Balancing Fluency and Adherence: Hybrid Fallback Term Injection in Low-Resource Terminology Translation
This repository contains the accompanying code for the paper:
Balancing Fluency and Adherence: Hybrid Fallback Term Injection in Low-Resource Terminology Translation
Kurt Abela¹, Marc Tanti², and Claudia Borg¹
¹Department of Artificial Intelligence, University of Malta
²Institute of Linguistics and Language Technology, University of Malta
Accepted in LoResMT 2026.
If you use this code or our findings in your research, please cite:
@inproceedings{abela2026balancing,
title={Balancing Fluency and Adherence: Hybrid Fallback Term Injection in Low-Resource Terminology Translation},
author={Abela, Kurt and Tanti, Marc and Borg, Claudia},
booktitle={Proceedings of the 9th Workshop on Technologies for Machine Translation of Low-Resource Languages (LoResMT)},
year={2026}
}This project explores strategies for injecting terminology into Machine Translation (MT) models for low-resource languages (Maltese and Slovak). We propose a Hybrid Fallback approach that combines the fluency of static constrained training (Acontextual Drill) with the high adherence of Constrained Beam Search (CBS), using the latter only when the static model fails to include the required terminology.
To use these scripts, your project directory should be organized as follows. Note that subdirectories within data/ and models/ depend on the target language being processed (e.g., mt for Maltese, sk for Slovak).
.
├── fairseq/ # Modified Fairseq library
├── scripts/ # Training, generation, and evaluation scripts
├── data/ # Training and test datasets (Language-specific subsets)
│ ├── processed/ # Maltese processed data
│ └── slovak/ # Slovak processed data
├── models/ # Maltese model checkpoints
├── models_sk/ # Slovak model checkpoints
├── results/ # Maltese translation outputs and analysis
├── results_sk/ # Slovak translation outputs and analysis
└── static_vocabs/ # Pre-defined dictionaries for Fairseq
The scripts are designed to run in a Slurm-managed environment with CUDA support.
-
Clone the repository:
git clone <repository-url> cd Balancing-Fluency-and-Adherence
-
Environment Setup: The scripts (
train_baseline.sh, etc.) will automatically attempt to create a Conda environment and install dependencies.
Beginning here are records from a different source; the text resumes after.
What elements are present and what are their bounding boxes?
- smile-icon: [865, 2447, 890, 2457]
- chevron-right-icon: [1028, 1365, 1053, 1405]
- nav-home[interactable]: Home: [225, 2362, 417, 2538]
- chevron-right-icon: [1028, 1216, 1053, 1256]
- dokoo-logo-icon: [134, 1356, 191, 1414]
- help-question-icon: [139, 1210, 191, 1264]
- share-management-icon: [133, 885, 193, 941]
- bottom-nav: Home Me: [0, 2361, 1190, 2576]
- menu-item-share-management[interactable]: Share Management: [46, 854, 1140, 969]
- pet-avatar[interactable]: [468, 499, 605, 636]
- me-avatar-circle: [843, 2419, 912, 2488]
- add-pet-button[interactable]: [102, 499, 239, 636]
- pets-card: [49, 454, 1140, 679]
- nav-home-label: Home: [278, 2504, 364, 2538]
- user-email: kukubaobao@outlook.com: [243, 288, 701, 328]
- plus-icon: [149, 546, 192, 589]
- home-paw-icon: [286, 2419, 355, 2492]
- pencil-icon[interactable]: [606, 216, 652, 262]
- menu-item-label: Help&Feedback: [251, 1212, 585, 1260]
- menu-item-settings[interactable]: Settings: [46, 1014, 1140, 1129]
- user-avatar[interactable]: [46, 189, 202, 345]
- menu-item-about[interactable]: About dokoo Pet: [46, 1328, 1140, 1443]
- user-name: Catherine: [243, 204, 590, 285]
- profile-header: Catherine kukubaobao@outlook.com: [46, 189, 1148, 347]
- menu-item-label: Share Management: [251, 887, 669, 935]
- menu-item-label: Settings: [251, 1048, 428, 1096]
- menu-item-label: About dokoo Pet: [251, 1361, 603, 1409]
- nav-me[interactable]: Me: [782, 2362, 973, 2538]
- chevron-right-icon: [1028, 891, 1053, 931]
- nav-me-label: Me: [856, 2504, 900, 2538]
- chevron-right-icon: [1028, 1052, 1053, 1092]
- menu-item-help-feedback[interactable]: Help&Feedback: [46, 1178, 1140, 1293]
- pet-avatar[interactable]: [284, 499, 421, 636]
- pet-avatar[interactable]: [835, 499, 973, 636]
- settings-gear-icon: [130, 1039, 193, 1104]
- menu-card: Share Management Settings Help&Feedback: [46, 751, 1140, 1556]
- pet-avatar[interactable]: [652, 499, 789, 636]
To do this manually:conda create -n constrained_mt python=3.8 -y conda activate constrained_mt pip install -r requirements.txt cd fairseq pip install --editable ./ python setup.py build_ext --inplace
All main workflows are provided as Slurm shell scripts in the scripts/ directory. Each script takes a language pair as its first argument (en-mt or en-sk).
Trains a standard Transformer model on the initial parallel dataset.
sbatch scripts/train_baseline.sh en-mtFine-tunes the baseline model using various strategies:
- M1_control: Fine-tuned on in-domain parallel data.
- M2_augmented: Fine-tuned on data with inline term annotations.
- M3_drill: Static constrained training (Acontextual Drill).
- M4_generic_drill: Drill training using only the terminology dictionary.
- M5_drill_seen: Drill training limited to terms present in the training set.
- M6_noun_drill: Drill training focused on noun-classified terms.
sbatch scripts/finetune_models.sh en-mtGenerates translations for all models, including Constrained Beam Search (CBS) variants and the Hybrid Fallback model.
sbatch scripts/generate_translations.sh en-mtCalculates metrics (BLEU, chrF++, COMET, TIR) and performs significance testing. Results are saved in an Excel report.
sbatch scripts/evaluate.sh en-mtThe scripts use a PROJECT_ROOT variable which defaults to the current working directory ($(pwd)). If you are running the scripts from a different location, ensure you modify this path at the top of the shell scripts.